The idea of India was an audacious dream. The fulfilment of this dream lies upon We, the citizens.

 

Fighting Retreat
Fighting Retreat || Walter Reid

Winston Churchill was closely connected with India from 1896, when he landed in Bombay with his regiment, until 1947, when Independence was finally achieved. No other British statesman had such a long association with the subcontinent—or interfered in its politics so consistently and harmfully.

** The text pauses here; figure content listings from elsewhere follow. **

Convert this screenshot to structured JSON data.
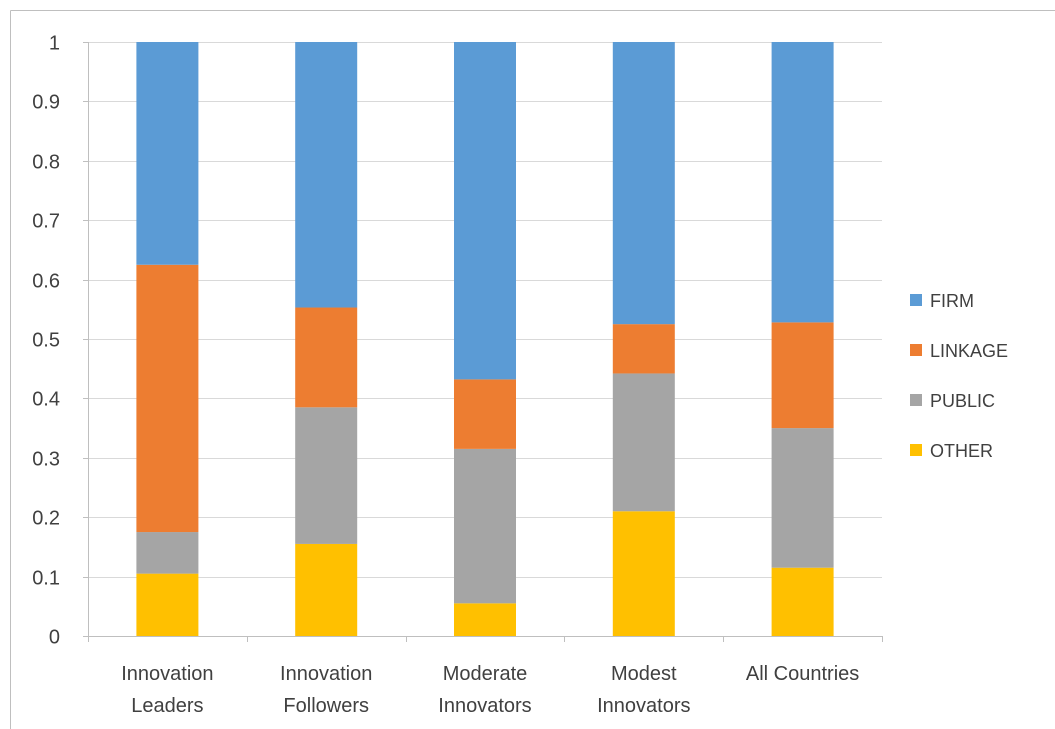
{
  "chart_data": {
    "type": "bar",
    "stacked": true,
    "categories": [
      [
        "Innovation",
        "Leaders"
      ],
      [
        "Innovation",
        "Followers"
      ],
      [
        "Moderate",
        "Innovators"
      ],
      [
        "Modest",
        "Innovators"
      ],
      [
        "All Countries"
      ]
    ],
    "series": [
      {
        "name": "OTHER",
        "color": "#FFC000",
        "values": [
          0.105,
          0.155,
          0.055,
          0.21,
          0.115
        ]
      },
      {
        "name": "PUBLIC",
        "color": "#A5A5A5",
        "values": [
          0.07,
          0.23,
          0.26,
          0.232,
          0.235
        ]
      },
      {
        "name": "LINKAGE",
        "color": "#ED7D31",
        "values": [
          0.45,
          0.168,
          0.117,
          0.083,
          0.178
        ]
      },
      {
        "name": "FIRM",
        "color": "#5B9BD5",
        "values": [
          0.375,
          0.447,
          0.568,
          0.475,
          0.472
        ]
      }
    ],
    "legend_order": [
      "FIRM",
      "LINKAGE",
      "PUBLIC",
      "OTHER"
    ],
    "y_ticks": [
      "0",
      "0.1",
      "0.2",
      "0.3",
      "0.4",
      "0.5",
      "0.6",
      "0.7",
      "0.8",
      "0.9",
      "1"
    ],
    "ylim": [
      0,
      1
    ],
    "grid": true,
    "legend_position": "right",
    "title": "",
    "xlabel": "",
    "ylabel": ""
  }
}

Churchill strove to sabotage any moves towards Independence, crippling the Government of India Act over five years of dogged opposition to its passage in the 1930s. As prime minister during the Second World War, Churchill frustrated the freedom struggle from behind the scenes, delaying Independence by a decade. To this day for Indians, he is the imperialist villain, held personally responsible for the Bengal Famine of 1943.

 

Crosswinds
Crosswinds || Vijay Gokhale

Crosswinds is based on archival material, outlines India’s efforts to craft a foreign policy in the context of the Anglo–American competition in the Far East. The roles played by the towering personalities of that era—Jawaharlal Nehru, Zhou Enlai, Harry S. Truman, Dwight D. Eisenhower, John Foster Dulles, Winston Churchill, Anthony Eden and Krishna Menon—and the personal chemistry between them are woven into the narrative to paint a picture of the nuts and bolts of Indian diplomacy during the early years of the nation.

 

The Great Flap of 1942
The Great Flap of 1942 || Mukund Padmanabhan

The Great Flap of 1942 is a narrative history of a neglected and scarcely known period—between December 1941 and mid-1942—when all of India was caught in a state of panic. This was largely a result of the British administration’s mistaken belief that Japan was on the verge of launching a full-fledged invasion. It was a time when the Raj became unduly alarmed, when the tongue of rumour wagged wildly about Japanese prowess and British weakness and when there was a huge and largely unmapped exodus (of Indians and Europeans) from both sides of the coastline to ‘safer’ inland regions. This book demonstrates, quite astonishingly, that the Raj cynically encouraged the exodus and contributed to the repeated cycles of rumour, panic and flight. It also reveals how the shadow of the Japanese threat influenced the course of nationalist politics, altered British attitudes towards India and charted the course towards Independence.

 

Kathmandu Chronicles
Kathmandu Chronicle || K.V. Rajan, Atul K. Thakur

What are the real causes of regular anti-Indian eruptions in Nepal, and why is there so much mutual distrust and suspicion despite India’s best intentions? Anecdotal, definitive and deeply researched, Kathmandu Chronicle opens a window to many stories of India–Nepal relations that largely remain untold and therefore unknown till date.